On a subsequent visit, Rabbi Schachter introduced Dana to the team of IDF rabbanim from the chevra kaddisha at Machaneh Shurah.

“These compassionate tzaddikim are the ones who cared for your husband,” Rabbi Schachter told her.

Overwhelmed with gratitude, Dana said, “I need to thank you. As I was driving to the levayah, I genuinely felt as if my husband was being brought to his wedding with HaKadosh Baruch Hu. I must thank you for being the warmhearted people who attended this very sacred chuppah and volunteered to walk him down the aisle.”

After the infiltration and massacre, months of nomadic existence, multiple trips to America, and then an altered reality, Dana had had precious little time for any sense of closure. This meeting helped give her some of that, and she was so grateful to Rabbi Schachter, a lifeline of support and compassion since they met.

Because even with belief, there are questions.

“Rabbi Schachter is a talmid chacham,” Dana says. “He is a sensitive rabbi. He understands. When I have questions — both practical and in emunah — he gives me chizuk. I meet a lot of people, and many want to hear my story. But Rabbi Schachter really cares.”

One Dance

IN March, 138 days after October 7, the families had returned to Shlomit, and there was a gaping emptiness where four beloved fathers once lived. In addition to providing the grieving families basic assistance and emotional support, Rabbi Schachter offered the ultimate gift — an eternal memorial.

“We don’t have a real building for a shul in Shlomit — only a few trailers,” Dana explains. “Rabbi Schachter is helping us build a shul that will be dedicated in memory of the four kedoshim.”

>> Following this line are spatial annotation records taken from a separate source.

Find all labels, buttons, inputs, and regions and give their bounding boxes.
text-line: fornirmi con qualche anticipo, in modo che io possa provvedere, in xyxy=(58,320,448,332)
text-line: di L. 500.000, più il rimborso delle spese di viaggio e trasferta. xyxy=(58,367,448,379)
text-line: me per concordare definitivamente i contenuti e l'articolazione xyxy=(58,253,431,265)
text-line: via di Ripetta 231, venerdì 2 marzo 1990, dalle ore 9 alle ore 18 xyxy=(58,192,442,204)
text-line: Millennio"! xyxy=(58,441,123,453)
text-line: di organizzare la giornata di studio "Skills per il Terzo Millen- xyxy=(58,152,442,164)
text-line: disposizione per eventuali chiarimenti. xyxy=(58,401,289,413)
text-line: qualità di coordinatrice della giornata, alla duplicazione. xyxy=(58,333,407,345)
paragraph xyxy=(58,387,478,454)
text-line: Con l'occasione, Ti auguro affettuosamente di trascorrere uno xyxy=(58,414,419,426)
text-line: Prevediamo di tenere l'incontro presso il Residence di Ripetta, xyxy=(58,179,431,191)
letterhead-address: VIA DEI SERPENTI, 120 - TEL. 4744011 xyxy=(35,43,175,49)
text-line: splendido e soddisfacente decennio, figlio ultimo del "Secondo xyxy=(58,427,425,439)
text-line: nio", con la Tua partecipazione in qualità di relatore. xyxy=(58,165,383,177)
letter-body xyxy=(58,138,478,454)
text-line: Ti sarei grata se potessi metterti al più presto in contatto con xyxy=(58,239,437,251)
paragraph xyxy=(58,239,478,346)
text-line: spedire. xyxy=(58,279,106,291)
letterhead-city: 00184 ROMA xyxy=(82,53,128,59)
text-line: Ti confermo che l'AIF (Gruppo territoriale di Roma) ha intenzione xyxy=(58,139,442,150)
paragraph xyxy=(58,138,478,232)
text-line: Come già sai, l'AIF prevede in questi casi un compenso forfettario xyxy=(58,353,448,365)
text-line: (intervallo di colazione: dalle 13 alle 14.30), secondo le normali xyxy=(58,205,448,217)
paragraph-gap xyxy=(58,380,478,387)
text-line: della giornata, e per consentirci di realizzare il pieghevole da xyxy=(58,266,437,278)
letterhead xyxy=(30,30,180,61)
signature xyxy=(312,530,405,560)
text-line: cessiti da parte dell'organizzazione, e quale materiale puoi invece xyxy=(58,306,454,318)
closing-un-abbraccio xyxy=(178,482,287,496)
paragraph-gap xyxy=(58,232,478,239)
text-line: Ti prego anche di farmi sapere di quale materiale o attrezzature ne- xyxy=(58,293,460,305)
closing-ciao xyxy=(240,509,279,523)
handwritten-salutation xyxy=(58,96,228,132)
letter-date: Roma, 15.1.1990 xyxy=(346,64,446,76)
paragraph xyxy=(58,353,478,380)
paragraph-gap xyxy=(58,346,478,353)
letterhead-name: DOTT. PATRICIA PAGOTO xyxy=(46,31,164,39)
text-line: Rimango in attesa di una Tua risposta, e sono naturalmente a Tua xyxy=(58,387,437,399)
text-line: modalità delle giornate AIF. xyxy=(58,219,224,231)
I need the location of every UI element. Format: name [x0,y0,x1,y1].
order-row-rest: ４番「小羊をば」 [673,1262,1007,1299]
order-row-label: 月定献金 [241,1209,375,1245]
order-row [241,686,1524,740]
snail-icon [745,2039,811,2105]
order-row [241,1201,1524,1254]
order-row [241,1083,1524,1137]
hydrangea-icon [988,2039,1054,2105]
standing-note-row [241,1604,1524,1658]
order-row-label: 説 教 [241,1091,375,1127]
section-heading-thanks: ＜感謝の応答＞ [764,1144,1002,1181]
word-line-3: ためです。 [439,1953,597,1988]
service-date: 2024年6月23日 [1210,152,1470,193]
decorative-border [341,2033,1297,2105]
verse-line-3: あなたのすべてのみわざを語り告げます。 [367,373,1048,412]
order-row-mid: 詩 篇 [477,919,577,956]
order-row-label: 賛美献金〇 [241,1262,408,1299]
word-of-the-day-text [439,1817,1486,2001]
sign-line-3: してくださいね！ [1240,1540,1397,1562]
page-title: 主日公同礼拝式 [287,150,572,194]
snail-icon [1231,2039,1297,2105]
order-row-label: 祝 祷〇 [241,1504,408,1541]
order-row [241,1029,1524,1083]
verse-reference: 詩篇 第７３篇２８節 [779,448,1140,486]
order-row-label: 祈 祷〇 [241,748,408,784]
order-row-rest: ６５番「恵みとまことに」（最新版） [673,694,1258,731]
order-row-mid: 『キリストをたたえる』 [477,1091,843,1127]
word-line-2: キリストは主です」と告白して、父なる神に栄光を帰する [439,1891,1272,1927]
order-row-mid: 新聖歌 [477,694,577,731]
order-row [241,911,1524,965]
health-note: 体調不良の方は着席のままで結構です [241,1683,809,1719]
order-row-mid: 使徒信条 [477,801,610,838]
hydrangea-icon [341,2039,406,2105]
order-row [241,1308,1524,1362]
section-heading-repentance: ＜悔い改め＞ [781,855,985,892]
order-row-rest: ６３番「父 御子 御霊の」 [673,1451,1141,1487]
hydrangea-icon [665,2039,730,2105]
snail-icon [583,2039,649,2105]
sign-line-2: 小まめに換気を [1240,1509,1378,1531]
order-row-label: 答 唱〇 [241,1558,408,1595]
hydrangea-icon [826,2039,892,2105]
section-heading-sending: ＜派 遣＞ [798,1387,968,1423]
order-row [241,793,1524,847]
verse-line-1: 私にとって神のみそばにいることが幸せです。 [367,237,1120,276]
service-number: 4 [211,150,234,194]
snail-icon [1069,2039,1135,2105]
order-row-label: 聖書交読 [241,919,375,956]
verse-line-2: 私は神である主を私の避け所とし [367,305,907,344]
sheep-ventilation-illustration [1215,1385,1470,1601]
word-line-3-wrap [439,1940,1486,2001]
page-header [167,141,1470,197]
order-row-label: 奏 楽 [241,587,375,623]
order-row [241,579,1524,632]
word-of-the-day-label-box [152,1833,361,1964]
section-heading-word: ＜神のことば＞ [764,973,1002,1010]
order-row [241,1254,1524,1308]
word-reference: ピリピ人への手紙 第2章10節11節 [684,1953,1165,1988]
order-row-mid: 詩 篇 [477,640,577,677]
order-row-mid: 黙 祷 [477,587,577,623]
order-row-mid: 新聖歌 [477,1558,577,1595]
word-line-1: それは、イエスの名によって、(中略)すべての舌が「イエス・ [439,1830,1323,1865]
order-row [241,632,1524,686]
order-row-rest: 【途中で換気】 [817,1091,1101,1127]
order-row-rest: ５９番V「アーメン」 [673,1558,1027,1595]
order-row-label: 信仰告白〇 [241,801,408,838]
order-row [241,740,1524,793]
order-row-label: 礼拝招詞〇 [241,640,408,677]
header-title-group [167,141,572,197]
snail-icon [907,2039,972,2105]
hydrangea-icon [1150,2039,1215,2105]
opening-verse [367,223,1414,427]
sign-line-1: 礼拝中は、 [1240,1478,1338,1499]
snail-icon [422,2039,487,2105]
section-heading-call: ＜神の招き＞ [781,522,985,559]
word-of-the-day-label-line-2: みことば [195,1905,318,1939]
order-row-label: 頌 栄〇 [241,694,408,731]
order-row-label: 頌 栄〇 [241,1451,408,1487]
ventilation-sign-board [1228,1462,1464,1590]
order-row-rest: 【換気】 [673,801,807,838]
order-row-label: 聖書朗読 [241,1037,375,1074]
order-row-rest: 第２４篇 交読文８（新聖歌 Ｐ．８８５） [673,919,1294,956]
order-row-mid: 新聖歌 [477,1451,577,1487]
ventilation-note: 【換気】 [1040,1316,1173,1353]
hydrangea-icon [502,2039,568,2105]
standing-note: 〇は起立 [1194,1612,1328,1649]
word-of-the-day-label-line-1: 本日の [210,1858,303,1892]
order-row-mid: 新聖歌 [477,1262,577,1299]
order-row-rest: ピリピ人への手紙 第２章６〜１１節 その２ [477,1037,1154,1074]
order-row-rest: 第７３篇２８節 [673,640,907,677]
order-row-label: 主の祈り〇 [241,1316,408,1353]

“What better way to celebrate and commemorate Aviad’s heroic life?” Rabbi Schachter says.

Reflecting on the past year, memories unspooling in a tangled skein of hopes and fears, Rabbi Schachter says, “I never knew communities could connect to one another so profoundly. To see the pain and joy of an individual, of a single family, from so close, emphasizes the loss of the klal.”

“I never knew this meaning of Hashem natan, Hashem lakach,” Dana says. “My personal journey this year has been so painful, but when Hashem takes, He also sends us people who give us strength, who make us feel loved and cared for. I lost so much, and I also gained.”

This Simchas Torah, two communities, separated by time and space, will celebrate together.

Dana will hold on to Aviad’s memory as she watches her children dance in the trailers under Shlomit’s star-strewn sky.

And in the stately Young Israel of Woodmere, Rabbi Schachter will clasp a sefer Torah draped in a special white mantel dedicated by the community, with blue embroidery reading “Aviad Gad Cohen” shimmering as they dance.

One bittersweet dance, joy and sorrow interwoven, celebrating the connection forged in the aftermath of last Simchas Torah’s shattering blow. Two communities, united by tragedy, now one.